Choosing Indoor Plants
Plants are often impulse buys. You see a gorgeous display of seasonal plants at the grocery store, and before you know it, there’s a violet or poinsettia sitting in your grocery cart next to the magazine you weren’t going to buy and the bag of potato chips you swore off the week before. The best way to ensure the plant outlasts that bag of chips is to think before you buy. Simply taking a little extra time to think about what you want from the plant—and what it needs from you—will greatly increase your chance of bringing home a plant that you can enjoy for years.
Here are a few tips to make that happen:
- Come prepared. Know which directions your rooms face and how much sunlight they get. Light is key to growing all plants, so knowing the intensity of the light that shines through your windows is key to selecting appropriate plants.
- Note both the daytime and nighttime temperature of your room.
- Consider how much space you have for a plant. Be careful not to select one that will outgrow your space too quickly.
- Be honest about how much time and care you have to give a houseplant. If you know you are likely to water irregularly, be sure to select a plant that will be forgiving.
- Talk to knowledgeable staff.
- Don’t be afraid to ask ‘stupid’ questions. Chances are you can’t come up with anything that hasn’t already been asked. Besides, when you take that little bit of time to strike up a conversation, knowledgeable staff will often offer answers to questions you may not have known to ask.
- Describe that plant you have in mind. Even if you can’t remember its name, you can still describe its form and growing habit.
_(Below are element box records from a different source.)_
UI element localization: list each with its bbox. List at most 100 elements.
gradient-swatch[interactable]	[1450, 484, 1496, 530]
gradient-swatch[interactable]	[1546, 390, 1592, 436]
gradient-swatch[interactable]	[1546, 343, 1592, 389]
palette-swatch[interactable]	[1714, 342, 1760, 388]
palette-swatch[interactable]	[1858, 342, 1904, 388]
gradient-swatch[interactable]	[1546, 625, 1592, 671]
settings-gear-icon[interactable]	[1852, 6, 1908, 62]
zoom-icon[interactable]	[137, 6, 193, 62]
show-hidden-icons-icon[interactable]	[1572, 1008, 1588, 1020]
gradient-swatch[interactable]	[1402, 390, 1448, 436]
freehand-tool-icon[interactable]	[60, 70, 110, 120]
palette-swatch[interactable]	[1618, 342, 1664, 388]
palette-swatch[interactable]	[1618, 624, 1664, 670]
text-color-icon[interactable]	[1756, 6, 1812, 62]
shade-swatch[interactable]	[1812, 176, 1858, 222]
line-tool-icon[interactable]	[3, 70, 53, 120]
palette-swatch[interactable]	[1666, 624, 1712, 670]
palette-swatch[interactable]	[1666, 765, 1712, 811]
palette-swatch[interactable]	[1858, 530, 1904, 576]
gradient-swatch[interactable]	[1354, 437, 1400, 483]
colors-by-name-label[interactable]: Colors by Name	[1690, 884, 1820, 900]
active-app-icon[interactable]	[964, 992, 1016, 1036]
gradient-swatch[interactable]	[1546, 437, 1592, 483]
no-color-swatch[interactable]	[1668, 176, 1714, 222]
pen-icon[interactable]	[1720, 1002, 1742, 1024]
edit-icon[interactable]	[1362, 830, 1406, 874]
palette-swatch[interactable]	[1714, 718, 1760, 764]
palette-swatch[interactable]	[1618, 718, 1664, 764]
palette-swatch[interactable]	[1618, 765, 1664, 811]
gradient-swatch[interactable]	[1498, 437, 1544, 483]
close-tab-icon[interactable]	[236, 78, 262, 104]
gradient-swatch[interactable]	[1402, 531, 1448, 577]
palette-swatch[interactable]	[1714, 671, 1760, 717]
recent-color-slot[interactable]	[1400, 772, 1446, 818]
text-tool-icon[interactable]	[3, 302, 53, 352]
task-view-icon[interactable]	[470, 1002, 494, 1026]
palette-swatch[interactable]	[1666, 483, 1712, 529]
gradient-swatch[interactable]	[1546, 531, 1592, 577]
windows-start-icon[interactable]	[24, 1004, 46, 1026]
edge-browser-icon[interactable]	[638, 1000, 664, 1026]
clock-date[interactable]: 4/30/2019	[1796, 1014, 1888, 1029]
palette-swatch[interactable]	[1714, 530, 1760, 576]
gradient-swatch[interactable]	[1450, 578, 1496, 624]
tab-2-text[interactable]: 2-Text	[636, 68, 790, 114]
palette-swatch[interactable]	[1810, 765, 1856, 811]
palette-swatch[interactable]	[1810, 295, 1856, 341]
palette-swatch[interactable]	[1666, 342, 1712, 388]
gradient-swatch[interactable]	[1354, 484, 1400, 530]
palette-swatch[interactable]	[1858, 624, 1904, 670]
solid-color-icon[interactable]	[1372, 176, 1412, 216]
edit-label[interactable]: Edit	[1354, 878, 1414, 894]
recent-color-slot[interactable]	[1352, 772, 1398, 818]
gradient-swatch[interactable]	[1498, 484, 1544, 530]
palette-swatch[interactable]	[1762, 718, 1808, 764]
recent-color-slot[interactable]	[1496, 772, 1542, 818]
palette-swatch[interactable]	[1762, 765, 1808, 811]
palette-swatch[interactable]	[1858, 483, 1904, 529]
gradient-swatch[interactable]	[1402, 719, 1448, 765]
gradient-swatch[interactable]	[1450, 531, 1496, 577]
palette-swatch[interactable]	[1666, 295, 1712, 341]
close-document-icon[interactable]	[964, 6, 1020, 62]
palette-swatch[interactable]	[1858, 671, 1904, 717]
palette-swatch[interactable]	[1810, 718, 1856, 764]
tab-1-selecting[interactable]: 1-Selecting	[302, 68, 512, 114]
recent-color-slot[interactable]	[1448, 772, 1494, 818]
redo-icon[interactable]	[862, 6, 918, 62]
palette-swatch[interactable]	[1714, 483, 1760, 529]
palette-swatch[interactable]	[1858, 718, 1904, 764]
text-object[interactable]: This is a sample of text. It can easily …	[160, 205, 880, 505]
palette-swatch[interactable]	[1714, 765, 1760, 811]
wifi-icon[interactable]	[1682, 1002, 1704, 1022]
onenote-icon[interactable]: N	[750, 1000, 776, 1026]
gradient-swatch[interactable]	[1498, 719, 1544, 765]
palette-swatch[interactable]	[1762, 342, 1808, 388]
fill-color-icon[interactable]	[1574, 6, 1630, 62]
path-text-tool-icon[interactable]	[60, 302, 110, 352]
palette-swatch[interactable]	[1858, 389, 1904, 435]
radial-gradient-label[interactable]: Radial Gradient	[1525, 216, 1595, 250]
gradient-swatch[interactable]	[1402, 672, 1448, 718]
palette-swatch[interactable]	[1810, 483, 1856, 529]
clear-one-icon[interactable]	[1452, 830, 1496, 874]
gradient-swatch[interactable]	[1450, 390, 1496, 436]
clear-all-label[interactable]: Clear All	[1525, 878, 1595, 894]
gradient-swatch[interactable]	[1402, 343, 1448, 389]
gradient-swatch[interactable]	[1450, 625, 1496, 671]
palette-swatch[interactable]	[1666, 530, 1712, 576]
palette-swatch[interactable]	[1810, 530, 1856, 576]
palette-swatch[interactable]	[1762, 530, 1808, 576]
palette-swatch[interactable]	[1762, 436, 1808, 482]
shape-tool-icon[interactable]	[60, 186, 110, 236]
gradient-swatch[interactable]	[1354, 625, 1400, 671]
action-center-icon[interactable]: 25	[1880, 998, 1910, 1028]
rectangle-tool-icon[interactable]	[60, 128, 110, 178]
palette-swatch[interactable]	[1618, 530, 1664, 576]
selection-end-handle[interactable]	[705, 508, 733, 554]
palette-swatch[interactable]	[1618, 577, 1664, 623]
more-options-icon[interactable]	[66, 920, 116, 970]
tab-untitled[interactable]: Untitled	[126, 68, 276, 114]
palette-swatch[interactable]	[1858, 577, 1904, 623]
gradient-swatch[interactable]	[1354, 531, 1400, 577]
- Select plants according to their light requirements. Different plants need different amounts of light, so read tags and note the suggestions.
- Inspect leaves for general health.
- Keep an eye out for pests and blotches that could indicate fungal or bacterial problems. In general, leaves should look shiny—not dusty or covered in residue.
- • Look for new leaves. Sometimes it’s hard to tell a new leaf from an old one, but color is a clue. New leaves are often a lighter and brighter shade of green.
- Look for buds on flowering plants. Plants need to be healthy to support bud production, so an abundance of buds indicates that the plant isn’t under stress.
- Buy seasonal plants early. They are usually very popular, so get yours before they get picked over.
- Ask about delivery. Large plants can be hard to get home, so take advantage of services that are available.